Need Help Getting Users Around Employee Web Content Filter

Several of the users of one of my messageboards can’t access my site from work. They’re told when they try that the site falls under the category of “sex.” That itself isn’t a mystery, for several years ago I did have a directory with some naughty pictures in it. It seems likely, then, given that none of my current content is sexual in nature, that I ended up on a list of sex sites, and that the filtering software maintains lists of bad sites in the fashion of a virus definition file.

In an attempt to get around this, I switched IP and domain names. My mistake may have been to request that the bad domain name also point to the new IP. A few days after my suffering users had successfully logged in from work using the new domain name, they were again unable to access, and for the same reason.

Does anyone know why this is happening? My guess is that during the switchover, these users accessed the new IP with the old domain name, thereby linking the new IP to the tainted old domain.

Going forward, is there anything I can do? I’m willing to try another switch, this time parking the tainted domain on another machine. I just don’t want to pay another $40 and have it fail again.


Get a static IP for your home computer and VPN to it from work. Problem solved.

Why don’t you contact the network administrator at your users’ site and ask them to remove your domain/IP from the filter?

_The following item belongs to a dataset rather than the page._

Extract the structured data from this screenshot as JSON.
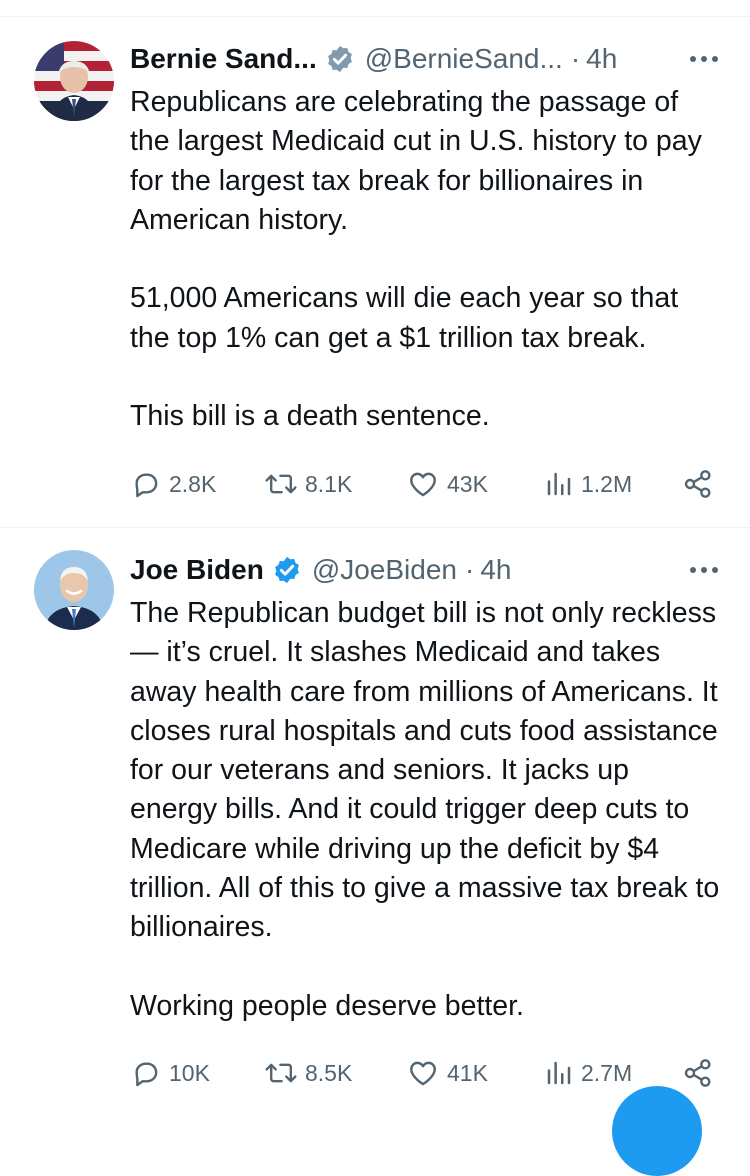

“Hi, Mr. Administrator! I run a messageboard that used to have porn on it, but doesn’t any longer. Some of your employees want to screw around during business hours on my messageboard; could you remove the block from my site, so they can do so?”

Good luck with that! :smiley:


I don’t see why not. I’m allowed to surf at my leisure at my job during business hours. We don’t have a content filter, but if we did it wouldn’t be a big deal to remove a site that was mistakenly put in the filter.

Then again, maybe it wasn’t mistakenly put in the filter in the OPs situation. Maybe the network admin looked at the log and saw that people were accessing the site too much when they shouldn’t have been. But, if the surfing is allowed and the OP’s site is legit, it shouldn’t be a problem.

FWIW on 9/11/01 I was out of the US. SDMB and Fathom were both blocked on my work machine.
I sent a nice e-mail to my computer people saying that this was how I was trying to stay connected to my friends during these trying times.
They pulled the block off and I could surf SDMB and Fathom again.